In France Boccherini and Manfredi won considerable success, and the
former continued his work as a composer, as well as appearing as a cello
virtuoso. In 1768 the pair left for Spain, where Boccherini seems to have lived
until his death in 1805. In Madrid he was appointed composer and virtuoso de
camera to the Infante Don Luis, younger brother of King Charles III. Part of
the following period he spent in Madrid and part at the Palace of Las Arenas in
the province of Avila, where the Infante retired after an unacceptable
marriage. Members of the Font family were employed by Don Luis as a string
quartet and renewed their association with Boccherini at the end of the century.
After the death of the Infante in 1785 the composer entered the service of the
Benavente-Osuna family. At the same time he was appointed court composer to
Friedrich Wilhelm, who in 1787 became King of Prussia, providing the
cello-playing king with new compositions on the same kind of exclusive
arrangement that he had earlier enjoyed with Don Luis. There is, however, no
evidence that Boccherini ever spent any time in Prussia. After the death of
Friedrich Wilhelm and the departure of other patrons from Madrid, Boccherini
received support from Lucien Bonaparte, French ambassador in Madrid, and
remained busy to the end of his life, although visitors reported that he lived
in all the appearance of poverty.
Boccherini's style is completely characteristic of the period in which
he lived, the period, that is, of Haydn rather than that of Mozart or
Beethoven. He enjoyed a reputation for his facility as a composer, leaving some
467 compositions. A great deal of his music is designed to exploit the
technical resources of the cello, in concertos, sonatas, and, particularly, in
chamber music for various numbers of instruments, including a remarkable series
of quintets with two cellos. The twelve quintets for guitar and string quartet,
of which eight have survived, are arrangements by the composer of works written
for pianoforte quintet in the late 1790s.

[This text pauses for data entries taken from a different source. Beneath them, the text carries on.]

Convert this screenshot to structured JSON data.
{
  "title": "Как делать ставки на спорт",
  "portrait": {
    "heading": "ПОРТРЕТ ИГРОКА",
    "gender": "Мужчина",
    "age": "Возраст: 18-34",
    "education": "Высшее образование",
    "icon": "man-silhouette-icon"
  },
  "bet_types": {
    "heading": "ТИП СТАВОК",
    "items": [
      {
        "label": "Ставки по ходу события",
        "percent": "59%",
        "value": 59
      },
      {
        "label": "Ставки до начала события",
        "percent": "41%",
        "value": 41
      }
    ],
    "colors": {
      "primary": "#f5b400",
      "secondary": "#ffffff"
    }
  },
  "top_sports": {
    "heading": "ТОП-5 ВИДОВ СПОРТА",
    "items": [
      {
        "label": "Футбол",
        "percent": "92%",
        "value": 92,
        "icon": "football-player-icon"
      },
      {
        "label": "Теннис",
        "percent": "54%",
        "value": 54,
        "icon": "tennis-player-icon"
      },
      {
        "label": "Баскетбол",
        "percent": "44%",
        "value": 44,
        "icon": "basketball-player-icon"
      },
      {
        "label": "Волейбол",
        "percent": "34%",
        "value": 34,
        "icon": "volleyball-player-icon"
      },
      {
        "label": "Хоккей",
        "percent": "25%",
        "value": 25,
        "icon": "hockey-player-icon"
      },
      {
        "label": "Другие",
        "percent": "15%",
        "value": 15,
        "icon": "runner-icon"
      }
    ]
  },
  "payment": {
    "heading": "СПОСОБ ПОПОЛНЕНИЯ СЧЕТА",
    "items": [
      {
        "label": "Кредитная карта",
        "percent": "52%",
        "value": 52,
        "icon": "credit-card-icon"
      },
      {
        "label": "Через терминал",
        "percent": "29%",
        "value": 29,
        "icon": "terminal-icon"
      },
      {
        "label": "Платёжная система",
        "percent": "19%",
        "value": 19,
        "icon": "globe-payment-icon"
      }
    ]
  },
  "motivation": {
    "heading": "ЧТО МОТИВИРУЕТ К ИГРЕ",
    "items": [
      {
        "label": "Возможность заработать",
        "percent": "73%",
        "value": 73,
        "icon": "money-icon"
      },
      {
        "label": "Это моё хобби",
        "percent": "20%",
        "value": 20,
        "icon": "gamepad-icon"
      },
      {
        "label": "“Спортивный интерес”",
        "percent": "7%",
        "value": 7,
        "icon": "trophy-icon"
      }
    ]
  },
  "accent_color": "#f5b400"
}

The set of six quintets here recorded
were dedicated to the Marquès de Bénavent, an enthusiastic amateur guitarist.
The fourth of the series, in D major, starts with a Pastorale, in the mood of a
Baroque Christmas concerto and ends with a lively Spanish dance, the Fandango.

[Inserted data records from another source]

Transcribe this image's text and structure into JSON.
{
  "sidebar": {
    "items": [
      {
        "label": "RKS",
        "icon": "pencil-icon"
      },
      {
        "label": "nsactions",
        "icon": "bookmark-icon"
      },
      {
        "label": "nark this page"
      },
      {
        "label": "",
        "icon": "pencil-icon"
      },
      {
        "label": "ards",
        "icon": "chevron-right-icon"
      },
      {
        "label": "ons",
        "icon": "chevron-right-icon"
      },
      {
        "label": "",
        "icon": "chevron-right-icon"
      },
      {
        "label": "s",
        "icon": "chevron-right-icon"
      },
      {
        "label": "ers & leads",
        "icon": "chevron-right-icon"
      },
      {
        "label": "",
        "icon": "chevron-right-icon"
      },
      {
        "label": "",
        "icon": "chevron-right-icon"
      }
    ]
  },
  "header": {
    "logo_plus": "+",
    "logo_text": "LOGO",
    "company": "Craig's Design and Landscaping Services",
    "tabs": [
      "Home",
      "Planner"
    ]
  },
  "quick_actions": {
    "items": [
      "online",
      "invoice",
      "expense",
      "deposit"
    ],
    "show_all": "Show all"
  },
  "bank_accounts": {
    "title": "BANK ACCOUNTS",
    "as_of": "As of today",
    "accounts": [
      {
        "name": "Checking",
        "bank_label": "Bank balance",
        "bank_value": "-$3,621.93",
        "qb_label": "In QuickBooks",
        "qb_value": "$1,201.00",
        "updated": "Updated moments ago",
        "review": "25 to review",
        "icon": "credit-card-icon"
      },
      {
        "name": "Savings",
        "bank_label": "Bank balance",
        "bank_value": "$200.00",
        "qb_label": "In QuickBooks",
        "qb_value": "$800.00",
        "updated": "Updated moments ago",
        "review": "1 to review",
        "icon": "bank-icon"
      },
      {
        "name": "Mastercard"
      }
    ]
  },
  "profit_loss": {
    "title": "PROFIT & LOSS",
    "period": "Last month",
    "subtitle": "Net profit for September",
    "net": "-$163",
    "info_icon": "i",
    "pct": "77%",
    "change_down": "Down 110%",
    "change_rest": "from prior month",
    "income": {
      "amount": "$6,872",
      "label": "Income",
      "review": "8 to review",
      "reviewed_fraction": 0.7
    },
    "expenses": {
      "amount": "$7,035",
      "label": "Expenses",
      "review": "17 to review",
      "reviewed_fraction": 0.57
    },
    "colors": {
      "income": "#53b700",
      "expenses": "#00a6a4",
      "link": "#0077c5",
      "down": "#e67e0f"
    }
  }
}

The fifth quintet, again in D major, has an extended series of eight
variations, forming its fourth movement. The group of quintets ends with a
four-movement work in G major.
The Hungarian guitarist Zoltán Tokos was born in Kolozsvar, where he
began his musical studies, continued subsequently at the Budapest Music Academy
under Szendrey Karper Laszlo, in Athens and in master classes with John
Williams and with Leo Brouwer. Since 1976 he has been a member of the teaching
staff of the Liszt Music Academy in Debrecen. As a performer he has given
concerts throughout Europe and his recordings include the Joaquin Rodrigo
Concierto de Aranjuez with the Budapest Strings. His guitar transcriptions have
been published by Editio Musica Budapest, Schott, Universal and Salabert.
Danubius Quartet
The Danubius Quartet has won considerable acclaim since its
establishment in 1983. With the violinists Judit Tóth and Adél Miklós, violist
Cecilia Bodolai and cellist Ilona Wibli, and the artistic direction of the
distinguished violinist Vilmos Tátrai, the quartet won awards at Trapani, Evian
and Graz in the earlier years of its foundation, and has recorded, among other
works, the String Quartet No.1 of
Reményi for Hungaroton, the complete String Quartets of Villa-Lobos for Marco
Polo and for Naxos the Mozart and Brahms Clarinet Quintets. The Danubius
Quartet has given recitals in Austria, Germany, Yugoslavia, Italy, France and
Switzerland and appeared at a number of international festivals.